O Governo dos Açores já adjudicou o programa funcional para o futuro Hospital de Ponta Delgada, prevendo que este seja o programa final e fique concluído até ao final do semestre, foi hoje revelado.
“Este é um processo com alguma burocracia associada, mas queria dar nota de que o mesmo já se encontra adjudicado. Entretanto, fomos mantendo reuniões com a própria empresa no sentido de irem avançado em alguns pontos que podiam, desde já, ser transmitidos e que nos permitem agilizar algum tempo”, avançou à agência Lusa a secretária da Saúde e Segurança Social do Governo dos Açores (PSD/CDS-PP/PPM).

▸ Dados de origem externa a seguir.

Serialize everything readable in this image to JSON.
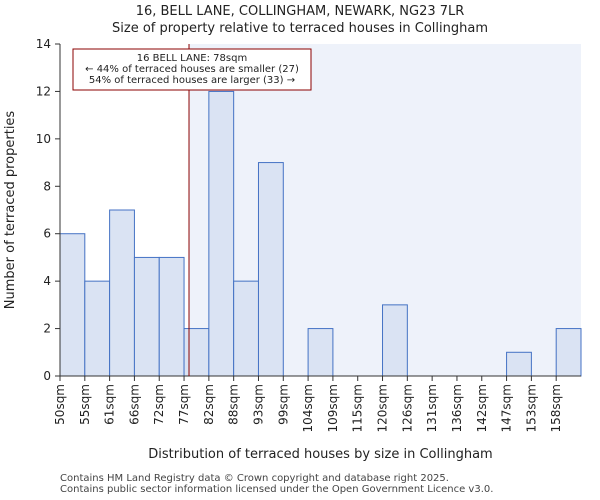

Segundo Mónica Seidi, a empresa Antares Consulting vai agora reformular o plano funcional que já tinha elaborado, após a administração do Hospital Divino Espírito Santo de Ponta Delgada (HDES), a Comissão de Análise e o Conselho do Governo Regional terem-se pronunciado sobre a primeira versão do documento.
“Uma vez que é necessário reformular aquilo que foi o trabalho feito inicialmente pela Antares, obrigou a que fosse feito um novo procedimento para que esta empresa possa desenvolver um programa funcional com base naquilo que foram os contributos que saíram do Conselho do Governo”, explicou.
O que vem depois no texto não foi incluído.